Simplicidade, sensibilidade, coerência e universalismo. Lições para o Cinema tupiniquim.


domingo, outubro 21, 2007

O Caminho do Diabo


O Cinema pode não ser necessariamente um “campo de batalha”, como quis Samuel Fuller, mas alguns filmes possuem tanta coragem que merecem medalhas de honra. Um deles é O Caminho do Diabo (“The Devil’s Doorway”, EUA, 1950), dirigido por Anthony Mann, um dos mestres do faroeste norte-americano, que também se notabilizou em outros gêneros, sendo responsável pelos sucessos épicos de El Cid (1961) e de A Queda do Império Romano (1964). Mann também começou a filmar Spartacus (1960), mas desentendimentos com o estúdio fizeram a bola ser passada para Stanley Kubrick. O Caminho do Diabo é quase o primeiro (tirando Broken Arrow, dirigido por Delmer Daves no mesmo ano) a colocar o índio como indivíduo consciente e vítima do processo de ocupação do oeste, e não mais como um selvagem ingênuo ou cruel. Por isso, o estúdio (MGM) relutou em lançá-lo, mas quando o fez, o filme mostrou a que veio, causando muito impacto nos espectadores em geral e polêmica em críticas mais negativas.

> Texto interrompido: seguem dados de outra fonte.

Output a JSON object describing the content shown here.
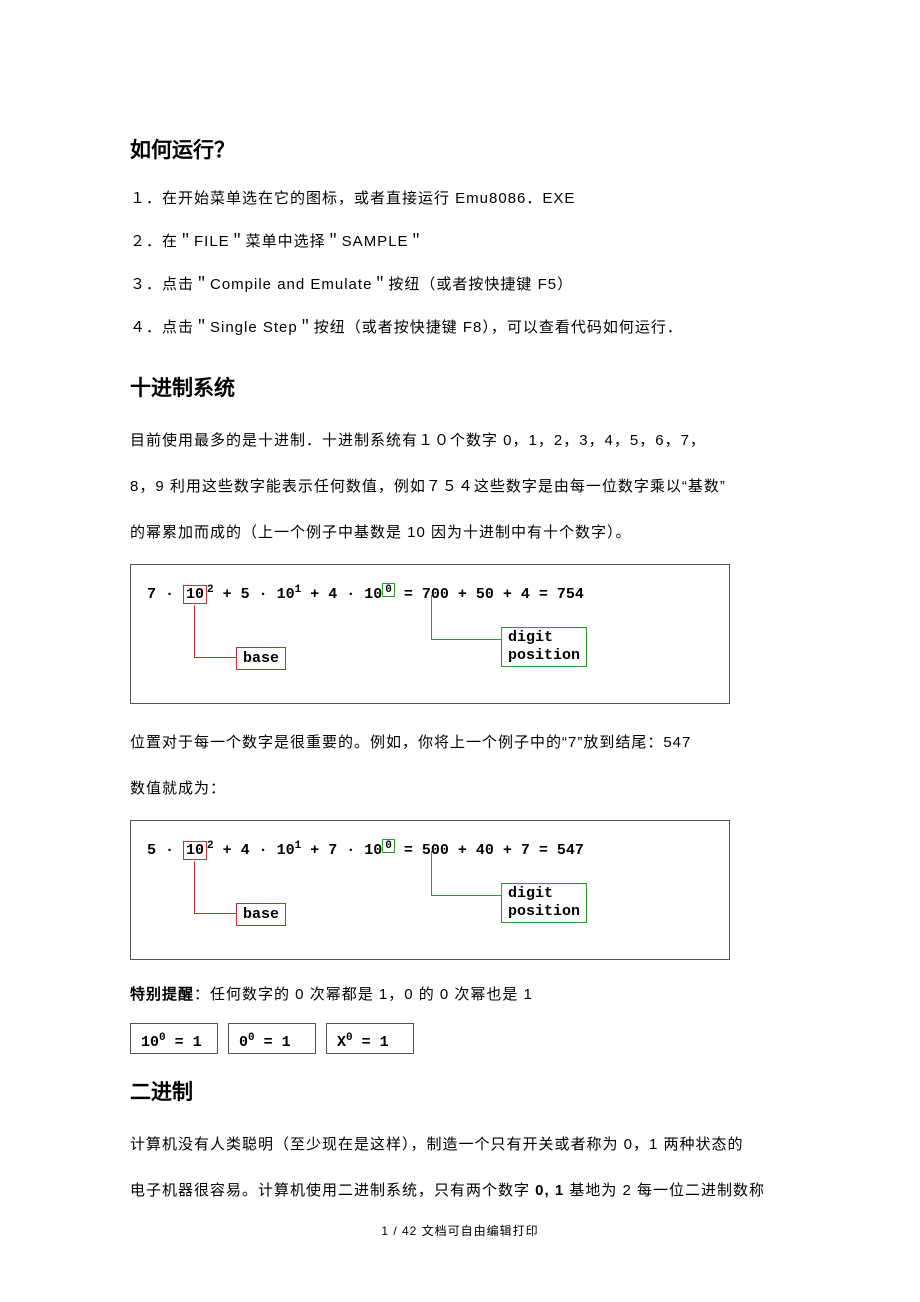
{
  "s1": {
    "h": "如何运行？",
    "li1": "１．在开始菜单选在它的图标，或者直接运行 Emu8086．EXE",
    "li2": "２．在＂FILE＂菜单中选择＂SAMPLE＂",
    "li3": "３．点击＂Compile and Emulate＂按纽（或者按快捷键 F5）",
    "li4": "４．点击＂Single Step＂按纽（或者按快捷键 F8），可以查看代码如何运行．"
  },
  "s2": {
    "h": "十进制系统",
    "p1": "目前使用最多的是十进制．十进制系统有１０个数字 0，1，2，3，4，5，6，7，",
    "p2a": "8，9  利用这些数字能表示任何数值，例如７５４这些数字是由每一位数字乘以",
    "p2b": "“基数”",
    "p3": "的幂累加而成的（上一个例子中基数是 10  因为十进制中有十个数字）。"
  },
  "d1": {
    "a": "7 · ",
    "b": "10",
    "e2": "2",
    "c": "  +  5 · 10",
    "e1": "1",
    "d": "  +  4 · 10",
    "e0": "0",
    "rhs": "   =   700 + 50 + 4 = 754",
    "base": "base",
    "pos1": "digit",
    "pos2": "position"
  },
  "s3": {
    "p1": "位置对于每一个数字是很重要的。例如，你将上一个例子中的“7”放到结尾：547",
    "p2": "数值就成为："
  },
  "d2": {
    "a": "5 · ",
    "b": "10",
    "e2": "2",
    "c": "  +  4 · 10",
    "e1": "1",
    "d": "  +  7 · 10",
    "e0": "0",
    "rhs": "   =   500 + 40 + 7 = 547",
    "base": "base",
    "pos1": "digit",
    "pos2": "position"
  },
  "s4": {
    "lbl": "特别提醒",
    "txt": "：任何数字的 0 次幂都是 1，0 的 0 次幂也是 1"
  },
  "sb": {
    "b1a": "10",
    "b1s": "0",
    "b1r": " =  1",
    "b2a": "0",
    "b2s": "0",
    "b2r": " =  1",
    "b3a": "X",
    "b3s": "0",
    "b3r": " =  1"
  },
  "s5": {
    "h": "二进制",
    "p1": "计算机没有人类聪明（至少现在是这样），制造一个只有开关或者称为 0，1 两种状态的",
    "p2a": "电子机器很容易。计算机使用二进制系统，只有两个数字 ",
    "p2b": "0, 1",
    "p2c": " 基地为 2 每一位二进制数称"
  },
  "footer": "1 / 42 文档可自由编辑打印"
}
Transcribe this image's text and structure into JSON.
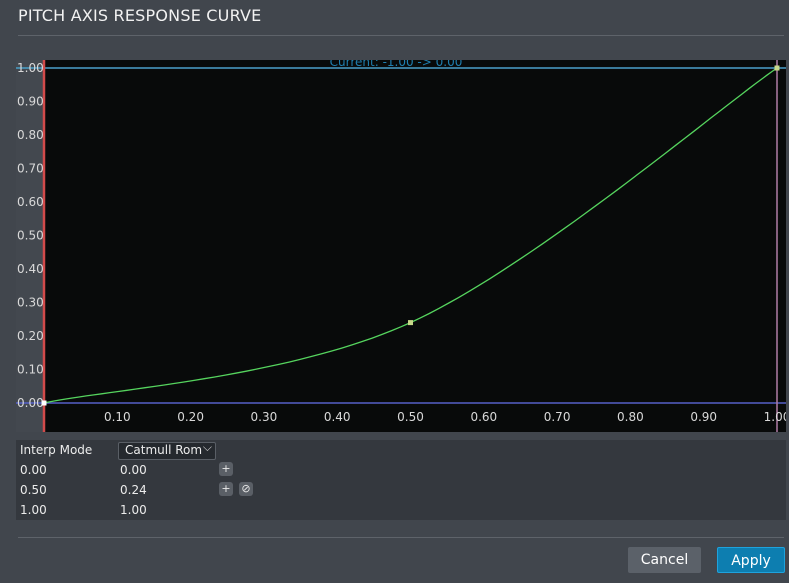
{
  "window": {
    "title": "PITCH AXIS RESPONSE CURVE"
  },
  "curve": {
    "current_label": "Current: -1.00 -> 0.00",
    "y_ticks": [
      "1.00",
      "0.90",
      "0.80",
      "0.70",
      "0.60",
      "0.50",
      "0.40",
      "0.30",
      "0.20",
      "0.10",
      "0.00"
    ],
    "x_ticks": [
      "0.10",
      "0.20",
      "0.30",
      "0.40",
      "0.50",
      "0.60",
      "0.70",
      "0.80",
      "0.90",
      "1.00"
    ],
    "points": [
      {
        "x": 0.0,
        "y": 0.0
      },
      {
        "x": 0.5,
        "y": 0.24
      },
      {
        "x": 1.0,
        "y": 1.0
      }
    ],
    "colors": {
      "plot_bg": "#080a0a",
      "curve": "#55d45e",
      "point": "#c8d98a",
      "top_line": "#4a9fc9",
      "bottom_line": "#5560c8",
      "left_line": "#d24b4b",
      "right_line": "#b07ca6",
      "label": "#1f7fb0"
    }
  },
  "table": {
    "interp_label": "Interp Mode",
    "interp_value": "Catmull Rom",
    "rows": [
      {
        "in": "0.00",
        "out": "0.00"
      },
      {
        "in": "0.50",
        "out": "0.24"
      },
      {
        "in": "1.00",
        "out": "1.00"
      }
    ],
    "icons": {
      "add": "add-icon",
      "remove": "remove-icon"
    }
  },
  "buttons": {
    "cancel": "Cancel",
    "apply": "Apply"
  }
}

O enredo trata de Lance Poole (Robert Taylor), um índio shoshone que retorna à sua terra e ao seu povo no estado do Wyoming após ter lutado como alto oficial (comandando homens brancos) pelos exércitos da União, na Guerra Civil. Porém, como é comum no cinema norte-americano, o filho pródigo que à casa torna não encontrará as coisas na mesma situação em que as deixou, e sim muito piores, dificultando muito sua adaptação a elas. No caso, o mesmo governo que Lance defendeu na guerra está investindo na ocupação de terras livres, incentivando com muitas facilidades os pioneiros que tomarem conta delas. Entretanto, algumas dessas terras “livres” pertencem à família de Lance Poole há incontáveis gerações. E aí, como é que fica? O resultado final facilmente já se adivinha.

O bravo e pobre Poole passa a sofrer um tratamento muito pior do que aquele que sempre fora dispensado ao seu pai (o líder da tribo). Na cidade e na região em redor, ele só encontra segregação, em todas as formas. Mas enfrenta os bullies (os valentões racistas) de cabeça e punho erguidos – afinal, ele é um soldado, tendo recebido até mesmo a medalha de honra do congresso (a maior honraria concedida até hoje pelo governo norte-americano). Quanto à questão territorial, Lance Poole, como bom cidadão civilizado, busca primeiramente consolidar e formalizar a posse de suas terras pelos meios legais; para tanto, procura um advogado, que descobre ser uma mulher. As minorias então se unem: Poole e a jovem advogada O. Masters (Paula Raymond) tentam de todas as maneiras civilizadas ajudar a tribo dos shoshone. Sem resultado.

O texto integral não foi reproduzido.